Por sorte e influência de Lex, o inspetor da escola surgiu para acabar com o conflito. Seu Osmar já estava perto de se aposentar. Era um senhor baixo, calvo, com orelhas grandes e uma bagagem rural com todas as normas e costumes de décadas passadas.

- Ei! O sinal já tocou. Vamos! Todos de volta pra sala! - ordenou dispersando os alunos. - O que está acontecendo? - perguntou à Tina.

- Davi e a quadrilha de delinquentes é o que tá acontecendo - respondeu irritada.

A gangue tentou sair à francesa, mas foi repreendida pelo inspetor.

- Davi, volte aqui!

- Eu não fiz nada - respondeu achando graça. - A gente só tava brincando.

- Brincando?! - protestou Tina.

- Foi ela quem chegou aqui ofendendo todo mundo - defendeu Paola. - Não se faça de vítima!

- Não quero saber quem começou - interrompeu Seu Osmar ao perceber que a complexidade da confusão não valia o esforço. - Vão todos já pra aula!

- Vai ficar por isso mesmo?! - perguntou Tina indignada.

Davi e os amigos aproveitaram a chance para escapar. Seu Osmar colocou a mão nas costas de Tina, em pretensa cumplicidade, enquanto caminhava ao lado dela em direção à escada.

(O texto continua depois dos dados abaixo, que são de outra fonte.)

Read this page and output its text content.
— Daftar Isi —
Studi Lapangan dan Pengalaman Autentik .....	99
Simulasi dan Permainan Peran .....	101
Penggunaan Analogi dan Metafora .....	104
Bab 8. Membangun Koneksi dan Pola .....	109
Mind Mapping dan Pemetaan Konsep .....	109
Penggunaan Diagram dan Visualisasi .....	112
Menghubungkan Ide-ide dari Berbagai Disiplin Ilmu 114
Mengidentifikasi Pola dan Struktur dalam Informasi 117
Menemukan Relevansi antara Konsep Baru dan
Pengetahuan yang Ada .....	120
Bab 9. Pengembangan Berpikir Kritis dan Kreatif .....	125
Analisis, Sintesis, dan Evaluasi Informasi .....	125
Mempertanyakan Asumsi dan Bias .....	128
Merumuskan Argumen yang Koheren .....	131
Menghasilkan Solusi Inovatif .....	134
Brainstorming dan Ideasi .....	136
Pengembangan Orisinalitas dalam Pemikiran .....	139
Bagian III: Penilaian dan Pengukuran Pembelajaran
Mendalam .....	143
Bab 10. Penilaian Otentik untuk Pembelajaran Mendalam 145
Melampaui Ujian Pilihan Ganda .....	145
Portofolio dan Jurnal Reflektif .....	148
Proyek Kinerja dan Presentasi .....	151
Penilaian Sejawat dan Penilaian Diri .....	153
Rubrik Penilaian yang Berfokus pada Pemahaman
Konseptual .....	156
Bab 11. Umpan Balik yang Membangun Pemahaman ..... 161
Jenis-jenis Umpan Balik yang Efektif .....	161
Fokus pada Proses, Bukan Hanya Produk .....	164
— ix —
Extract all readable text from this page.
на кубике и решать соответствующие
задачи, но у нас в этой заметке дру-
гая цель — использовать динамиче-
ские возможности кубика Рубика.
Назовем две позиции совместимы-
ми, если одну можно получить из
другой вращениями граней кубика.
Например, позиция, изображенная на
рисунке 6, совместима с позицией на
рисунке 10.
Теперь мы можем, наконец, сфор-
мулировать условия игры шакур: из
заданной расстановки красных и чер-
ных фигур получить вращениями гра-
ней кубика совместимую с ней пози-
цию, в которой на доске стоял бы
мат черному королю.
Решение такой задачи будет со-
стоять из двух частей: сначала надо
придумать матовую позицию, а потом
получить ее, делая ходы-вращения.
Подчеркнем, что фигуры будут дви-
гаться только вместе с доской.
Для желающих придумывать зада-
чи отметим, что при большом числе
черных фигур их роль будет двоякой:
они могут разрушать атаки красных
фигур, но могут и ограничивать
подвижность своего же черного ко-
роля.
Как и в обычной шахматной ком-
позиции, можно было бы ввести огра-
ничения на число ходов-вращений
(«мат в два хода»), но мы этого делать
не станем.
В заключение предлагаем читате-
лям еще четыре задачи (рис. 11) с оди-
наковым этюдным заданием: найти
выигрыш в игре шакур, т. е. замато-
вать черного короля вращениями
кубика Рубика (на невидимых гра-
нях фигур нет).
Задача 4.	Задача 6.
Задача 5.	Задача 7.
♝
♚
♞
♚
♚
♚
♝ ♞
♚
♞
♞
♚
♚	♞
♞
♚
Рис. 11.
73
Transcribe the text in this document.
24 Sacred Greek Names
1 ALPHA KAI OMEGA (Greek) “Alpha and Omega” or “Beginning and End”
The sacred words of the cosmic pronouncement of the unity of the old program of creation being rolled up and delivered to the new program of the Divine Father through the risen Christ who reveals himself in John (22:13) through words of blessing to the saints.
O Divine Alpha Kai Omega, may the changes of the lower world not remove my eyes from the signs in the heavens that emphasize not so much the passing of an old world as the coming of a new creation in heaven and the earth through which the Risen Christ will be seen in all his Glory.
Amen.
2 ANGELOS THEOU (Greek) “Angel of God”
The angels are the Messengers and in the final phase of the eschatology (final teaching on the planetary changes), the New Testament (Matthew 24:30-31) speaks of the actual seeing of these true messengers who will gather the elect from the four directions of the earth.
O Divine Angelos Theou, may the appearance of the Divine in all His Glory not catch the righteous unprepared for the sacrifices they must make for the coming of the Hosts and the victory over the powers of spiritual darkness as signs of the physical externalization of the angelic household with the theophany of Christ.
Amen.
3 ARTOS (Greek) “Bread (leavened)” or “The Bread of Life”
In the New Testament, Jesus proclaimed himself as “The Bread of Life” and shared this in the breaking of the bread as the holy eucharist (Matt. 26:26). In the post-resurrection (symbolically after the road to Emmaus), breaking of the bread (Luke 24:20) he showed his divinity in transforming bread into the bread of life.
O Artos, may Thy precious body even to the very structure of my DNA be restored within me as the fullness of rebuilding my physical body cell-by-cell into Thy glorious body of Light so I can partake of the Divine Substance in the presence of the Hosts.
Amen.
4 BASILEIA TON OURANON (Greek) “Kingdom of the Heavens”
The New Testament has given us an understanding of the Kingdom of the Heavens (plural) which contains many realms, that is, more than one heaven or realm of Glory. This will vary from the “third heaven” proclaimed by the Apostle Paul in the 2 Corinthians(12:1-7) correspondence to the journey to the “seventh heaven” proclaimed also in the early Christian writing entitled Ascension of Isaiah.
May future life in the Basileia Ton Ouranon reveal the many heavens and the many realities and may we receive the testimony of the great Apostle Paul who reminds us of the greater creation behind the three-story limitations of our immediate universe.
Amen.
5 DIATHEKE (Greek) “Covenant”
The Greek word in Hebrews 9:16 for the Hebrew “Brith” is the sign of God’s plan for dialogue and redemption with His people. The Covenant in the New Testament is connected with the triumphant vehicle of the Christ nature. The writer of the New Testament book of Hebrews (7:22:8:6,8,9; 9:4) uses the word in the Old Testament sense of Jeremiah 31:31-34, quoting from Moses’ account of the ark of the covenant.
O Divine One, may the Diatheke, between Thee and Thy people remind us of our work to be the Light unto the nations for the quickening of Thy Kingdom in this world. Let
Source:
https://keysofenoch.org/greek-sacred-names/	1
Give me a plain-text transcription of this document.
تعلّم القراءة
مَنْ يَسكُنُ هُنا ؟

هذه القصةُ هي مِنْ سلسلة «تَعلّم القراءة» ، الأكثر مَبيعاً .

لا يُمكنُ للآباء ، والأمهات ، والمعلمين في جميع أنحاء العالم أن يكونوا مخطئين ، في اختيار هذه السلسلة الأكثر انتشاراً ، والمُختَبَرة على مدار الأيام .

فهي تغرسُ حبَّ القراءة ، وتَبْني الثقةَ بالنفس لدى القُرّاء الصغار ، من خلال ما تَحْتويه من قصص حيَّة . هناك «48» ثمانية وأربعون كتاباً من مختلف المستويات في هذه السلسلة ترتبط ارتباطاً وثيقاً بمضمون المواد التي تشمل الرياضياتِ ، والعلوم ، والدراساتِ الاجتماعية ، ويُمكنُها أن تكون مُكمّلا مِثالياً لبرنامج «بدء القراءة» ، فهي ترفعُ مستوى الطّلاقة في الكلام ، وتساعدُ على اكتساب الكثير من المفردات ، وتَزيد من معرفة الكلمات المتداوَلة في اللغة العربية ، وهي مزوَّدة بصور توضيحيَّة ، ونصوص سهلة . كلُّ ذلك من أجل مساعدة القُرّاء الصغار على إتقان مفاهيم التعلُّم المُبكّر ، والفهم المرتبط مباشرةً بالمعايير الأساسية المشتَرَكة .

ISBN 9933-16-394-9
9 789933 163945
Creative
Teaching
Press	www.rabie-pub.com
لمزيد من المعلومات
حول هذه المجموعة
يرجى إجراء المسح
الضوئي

- Não exagera, Tina! Por que foi se meter com eles? Sabe como eles são. Você é uma boa aluna. Fica longe...

Tina ignorou o resto do discurso e apenas acompanhou o funcionário decepcionada. Os adultos pouco se importavam e sempre escolhiam o caminho mais cômodo e, então, eles passavam uma borracha no assunto para fingir que nunca aconteceu.